SELES 1.0 — Segregation Effect on Light Emission Spectrum

• Download the evaluation version of SELES

1. Physical model

Fig. 1. Calculated composition profile in MQW structure

The SELES software is specially designed for calculation of characteristics of a LED heterostructure with account for surface segregation effects. You can download SELES documentation, demo version, and application examples.

The main goal of the one-dimensional SELES code is to make a bridge from MOVPE growth recipes to the characteristics of light-emitting diodes (LEDs) based on a group-III nitride heterostructures. Basically, the LED heterostructure consists of the n- and p-emitters, separated by a single or multiple quantum well active region. But the real composition profile can be significantly different from the "ideal" one, i.e. expected from the precursor switching schedules and thick layers growth results.

Fig. 2. Band diagram and wave functions of electron and hole ground states

The indium surface segregation is known to be the most important effect leading to such difference. The segregation is known to be a factor affecting the composition profile in the ternary and quaternary compound heterostructures with very different volatility of the atomic species. Normally, segregation results in a delayed incorporation of a volatile species into the crystal, in appearance of the ternary compound tail in a binary "cap" layer, and, eventually, in formation of liquid droplets. The strain in the epilayer due to lattice mismatch is found to be a major factor affecting segregation.

Fig. 3. Emission spectrum

The role of segregation in limitation of In incorporation into the solid can be analyzed with the software. With the SELES software, one can also estimate the effect of composition profile variation on the LED characteristics. The known composition profile is used to calculate the band diagram of the LED heterostructure and light emission spectrum. An accurate quantum-mechanical description of the carriers in the heterostructure, based on the self-consistent solution of the Poisson and Schrodinger equations, is provided within the SELES code.

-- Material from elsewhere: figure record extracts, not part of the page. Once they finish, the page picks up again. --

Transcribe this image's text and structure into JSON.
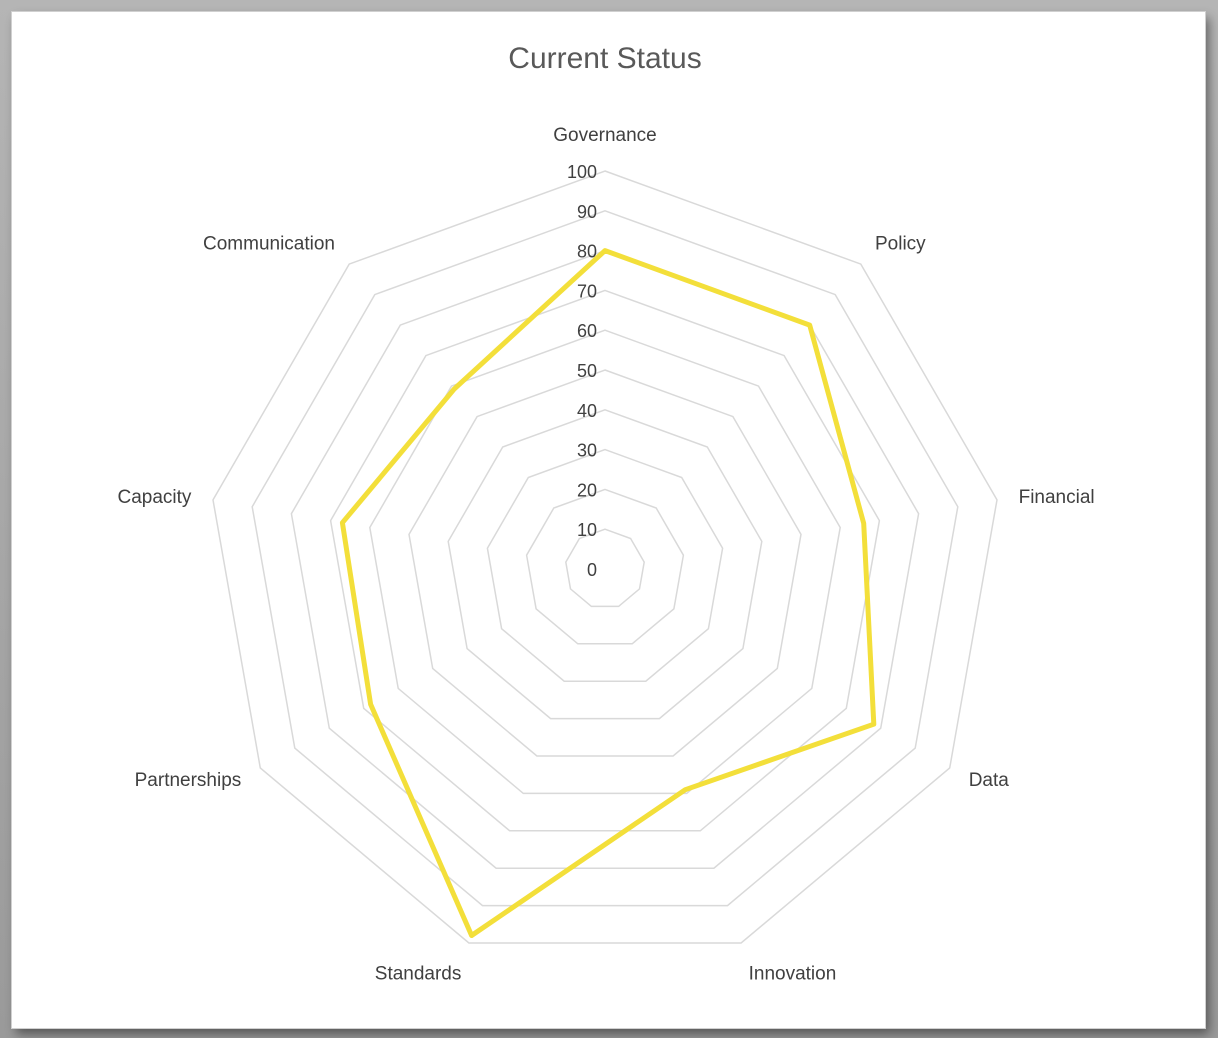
{
  "chart_data": {
    "type": "radar",
    "title": "Current Status",
    "categories": [
      "Governance",
      "Policy",
      "Financial",
      "Data",
      "Innovation",
      "Standards",
      "Partnerships",
      "Capacity",
      "Communication"
    ],
    "series": [
      {
        "values": [
          80,
          80,
          66,
          78,
          59,
          98,
          68,
          67,
          59
        ]
      }
    ],
    "rlim": [
      0,
      100
    ],
    "ticks": [
      "0",
      "10",
      "20",
      "30",
      "40",
      "50",
      "60",
      "70",
      "80",
      "90",
      "100"
    ],
    "grid": true,
    "legend": "none",
    "colors": {
      "series": "#f3df3a",
      "grid": "#d9d9d9",
      "text": "#404040",
      "title": "#595959"
    }
  }
}
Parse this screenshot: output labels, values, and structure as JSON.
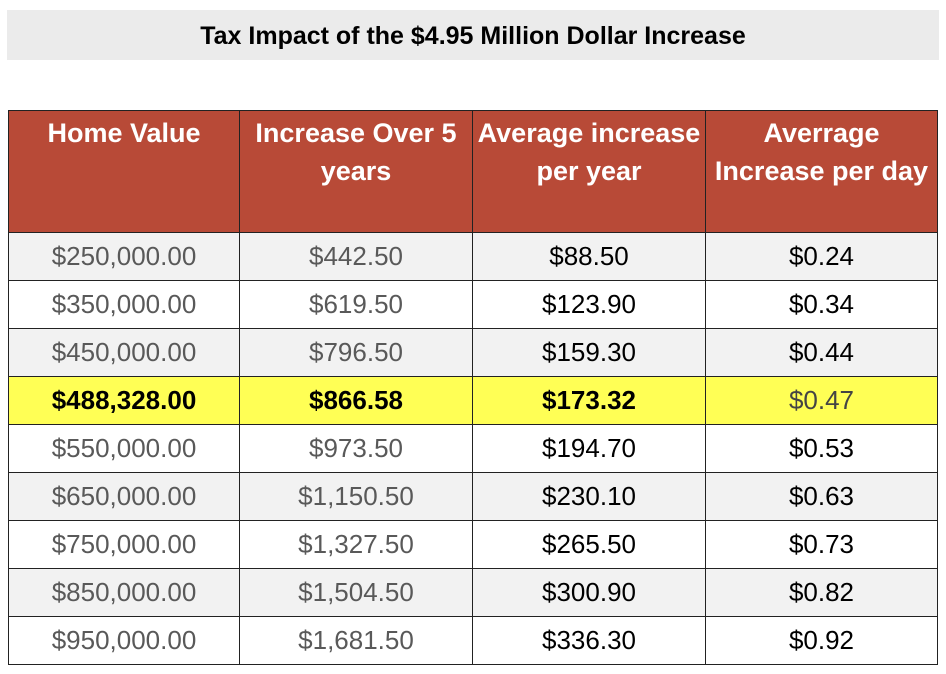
{
  "title": "Tax Impact of the $4.95 Million Dollar Increase",
  "columns": [
    "Home Value",
    "Increase Over 5 years",
    "Average increase per year",
    "Averrage Increase per day"
  ],
  "highlight_color": "#ffff55",
  "header_color": "#b84a37",
  "rows": [
    [
      "$250,000.00",
      "$442.50",
      "$88.50",
      "$0.24"
    ],
    [
      "$350,000.00",
      "$619.50",
      "$123.90",
      "$0.34"
    ],
    [
      "$450,000.00",
      "$796.50",
      "$159.30",
      "$0.44"
    ],
    [
      "$488,328.00",
      "$866.58",
      "$173.32",
      "$0.47"
    ],
    [
      "$550,000.00",
      "$973.50",
      "$194.70",
      "$0.53"
    ],
    [
      "$650,000.00",
      "$1,150.50",
      "$230.10",
      "$0.63"
    ],
    [
      "$750,000.00",
      "$1,327.50",
      "$265.50",
      "$0.73"
    ],
    [
      "$850,000.00",
      "$1,504.50",
      "$300.90",
      "$0.82"
    ],
    [
      "$950,000.00",
      "$1,681.50",
      "$336.30",
      "$0.92"
    ]
  ]
}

The electroluminescence (EL) spectra computed with the package show that In surface segregation normally results in a systematic blue shift of the EL spectra (~50-100 meV) due to incomplete In incorporation into the crystal in unsteady MOVPE growth [4]. The bias variation produces the transformation of the QW band diagram in such a way as new electron and hole states are formed at high biases. The latter phenomenon results in a multi-peak structure of the EL spectra and, consequently, in additional blue-shift of the emission wavelength. Besides, the secondary peaks provide a higher broadening of the spectra, which is undesirable for practical applications.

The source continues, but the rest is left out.